By: SUZY TURNER
Suzy Turner has lived in Portugal for 22 years and works as a freelance writer. As well as putting pen to paper for our Beauty and Parenting pages, she also writes many articles on diverse subjects.
abAFOLLOWING A spate of bad press concerning teenage boys, what with the murder of family man Gary Newlove who was kicked to death by a group of youths, and the shooting of 11-year-old Rhys Jones in Liverpool, many parents, particularly in the UK, are beside themselves with worry about how best to bring up their sons.
A new book by New Zealander parenting expert Ian Grant, entitled Growing Great Boys, aims to highlight what mums and dads can do to bring up well behaved sons.
“There’s always a huge debate on whether it’s nature or nurture that makes people the way they are and I’d suggest they both work together. But parents are the key”, says Grant, who also runs a parenting organisation.

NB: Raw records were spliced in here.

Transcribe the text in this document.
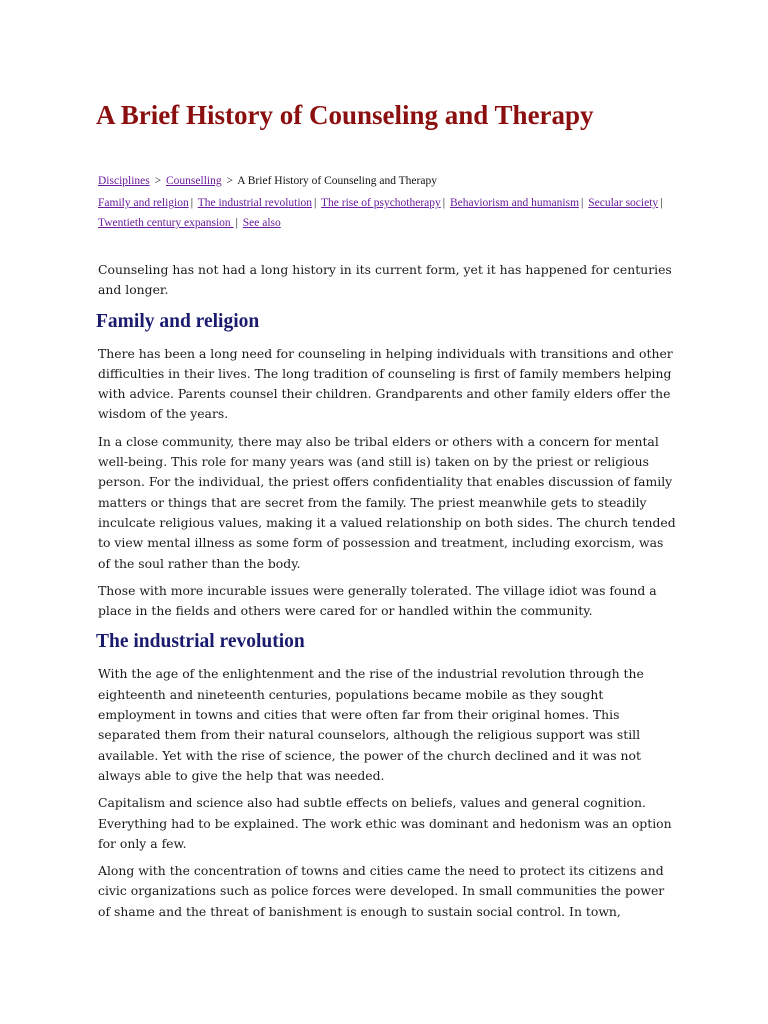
A Brief History of Counseling and Therapy
Disciplines > Counselling > A Brief History of Counseling and Therapy
Family and religion | The industrial revolution | The rise of psychotherapy | Behaviorism and humanism | Secular society | Twentieth century expansion | See also

Counseling has not had a long history in its current form, yet it has happened for centuries and longer.

Family and religion

There has been a long need for counseling in helping individuals with transitions and other difficulties in their lives. The long tradition of counseling is first of family members helping with advice. Parents counsel their children. Grandparents and other family elders offer the wisdom of the years.

In a close community, there may also be tribal elders or others with a concern for mental well-being. This role for many years was (and still is) taken on by the priest or religious person. For the individual, the priest offers confidentiality that enables discussion of family matters or things that are secret from the family. The priest meanwhile gets to steadily inculcate religious values, making it a valued relationship on both sides. The church tended to view mental illness as some form of possession and treatment, including exorcism, was of the soul rather than the body.

Those with more incurable issues were generally tolerated. The village idiot was found a place in the fields and others were cared for or handled within the community.

The industrial revolution

With the age of the enlightenment and the rise of the industrial revolution through the eighteenth and nineteenth centuries, populations became mobile as they sought employment in towns and cities that were often far from their original homes. This separated them from their natural counselors, although the religious support was still available. Yet with the rise of science, the power of the church declined and it was not always able to give the help that was needed.

Capitalism and science also had subtle effects on beliefs, values and general cognition. Everything had to be explained. The work ethic was dominant and hedonism was an option for only a few.

Along with the concentration of towns and cities came the need to protect its citizens and civic organizations such as police forces were developed. In small communities the power of shame and the threat of banishment is enough to sustain social control. In town,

Aiming to give parents practical strategies in order to best deal with their sons, the book is packed with ideas and separate chapters on dealing with pre-schoolers, the middle years and the ‘dreaded’ teenage years.

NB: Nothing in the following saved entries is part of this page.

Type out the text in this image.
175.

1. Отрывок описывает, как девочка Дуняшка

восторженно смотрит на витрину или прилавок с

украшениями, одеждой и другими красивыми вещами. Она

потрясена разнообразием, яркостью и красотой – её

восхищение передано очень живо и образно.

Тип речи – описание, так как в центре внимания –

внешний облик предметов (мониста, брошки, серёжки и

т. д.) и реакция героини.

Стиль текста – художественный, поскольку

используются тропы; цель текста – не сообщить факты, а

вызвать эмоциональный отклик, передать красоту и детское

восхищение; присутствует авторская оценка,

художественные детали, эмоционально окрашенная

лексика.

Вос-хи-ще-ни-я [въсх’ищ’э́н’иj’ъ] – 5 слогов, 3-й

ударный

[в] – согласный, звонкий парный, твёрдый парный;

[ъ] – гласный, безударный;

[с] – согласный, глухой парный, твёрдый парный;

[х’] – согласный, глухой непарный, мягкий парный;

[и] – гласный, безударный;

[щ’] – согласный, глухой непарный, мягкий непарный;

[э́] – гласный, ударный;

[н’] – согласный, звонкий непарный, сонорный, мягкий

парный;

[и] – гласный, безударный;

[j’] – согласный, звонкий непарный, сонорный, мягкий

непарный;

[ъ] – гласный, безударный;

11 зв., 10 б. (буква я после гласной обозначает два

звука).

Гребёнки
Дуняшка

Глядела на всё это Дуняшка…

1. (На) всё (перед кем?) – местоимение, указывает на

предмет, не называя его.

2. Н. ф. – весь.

It also handles the crucial role that mothers and fathers play in the raising of their kids, as well as some of the more difficult issues that may arise in family life.
Grant says parents have to talk to, and encourage, their children, telling them that they do have what it takes to make it through difficult times and to make it through life in general.
Guilty parents
What is also very important to stress is that they have got to live dealing with the consequences of their actions.

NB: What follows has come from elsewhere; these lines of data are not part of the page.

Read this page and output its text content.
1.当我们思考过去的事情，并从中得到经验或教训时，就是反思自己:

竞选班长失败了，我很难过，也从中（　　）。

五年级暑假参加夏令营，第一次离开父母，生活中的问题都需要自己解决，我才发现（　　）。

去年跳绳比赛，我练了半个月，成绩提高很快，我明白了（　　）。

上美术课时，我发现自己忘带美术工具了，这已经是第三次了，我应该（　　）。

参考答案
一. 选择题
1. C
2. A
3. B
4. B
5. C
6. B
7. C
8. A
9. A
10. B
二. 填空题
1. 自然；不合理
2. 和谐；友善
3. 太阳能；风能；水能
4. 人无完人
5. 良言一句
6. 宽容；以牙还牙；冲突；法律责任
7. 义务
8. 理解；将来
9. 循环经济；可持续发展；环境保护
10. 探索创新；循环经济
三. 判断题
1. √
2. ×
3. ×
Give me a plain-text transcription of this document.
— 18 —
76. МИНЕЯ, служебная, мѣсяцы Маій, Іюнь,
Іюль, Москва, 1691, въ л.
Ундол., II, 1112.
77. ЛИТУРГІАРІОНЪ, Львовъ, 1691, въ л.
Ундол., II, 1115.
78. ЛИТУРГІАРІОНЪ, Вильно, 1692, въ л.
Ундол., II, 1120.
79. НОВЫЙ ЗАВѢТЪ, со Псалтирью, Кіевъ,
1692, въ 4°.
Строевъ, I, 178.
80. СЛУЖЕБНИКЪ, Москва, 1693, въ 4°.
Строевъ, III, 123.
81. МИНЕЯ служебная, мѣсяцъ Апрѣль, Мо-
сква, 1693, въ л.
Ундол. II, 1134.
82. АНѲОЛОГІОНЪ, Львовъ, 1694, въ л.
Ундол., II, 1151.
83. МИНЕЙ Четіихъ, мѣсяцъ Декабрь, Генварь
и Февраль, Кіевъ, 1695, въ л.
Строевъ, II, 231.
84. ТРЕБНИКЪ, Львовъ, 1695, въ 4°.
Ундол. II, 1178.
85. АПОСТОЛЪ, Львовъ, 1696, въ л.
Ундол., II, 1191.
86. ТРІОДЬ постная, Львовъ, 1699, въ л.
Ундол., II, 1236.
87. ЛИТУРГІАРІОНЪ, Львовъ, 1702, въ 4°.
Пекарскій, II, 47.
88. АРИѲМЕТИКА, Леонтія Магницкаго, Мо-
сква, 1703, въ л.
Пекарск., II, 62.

“You’ve got to allow his emotions to come out but give him ways of dealing with them. A lot of boys haven’t been allowed to do that, so they get into problems because they’ve never been able to express how they feel. You’ve got dysfunctional kids brought up by dysfunctional parents, who were themselves brought up by dysfunctional parents and it just goes on and on”, says Grant.
Often, when teenage boys get together they become somewhat akin to pack animals and, according to Grant, their parents tend to act in a similar way.
Therefore, it’s always good to keep in touch with the parents of your son’s friends and to phone them to check if he says, “their parents let me do it”, for instance. “I’ve found this to be an amazing success. I thought boys would fight it, but they actually feel very secure with it”, says Grant.
Grant says fathers need to remember that “the greatest thing a man can do is love the mother of his boys. When a boy sees that going on at home, and he’s told, ‘I’m so glad you’re part of our team’, that helps him through those teenage years.”
In writing this book, Grant says it was partly driven by his own ‘dad hunger’ – the drive to be what his father was not.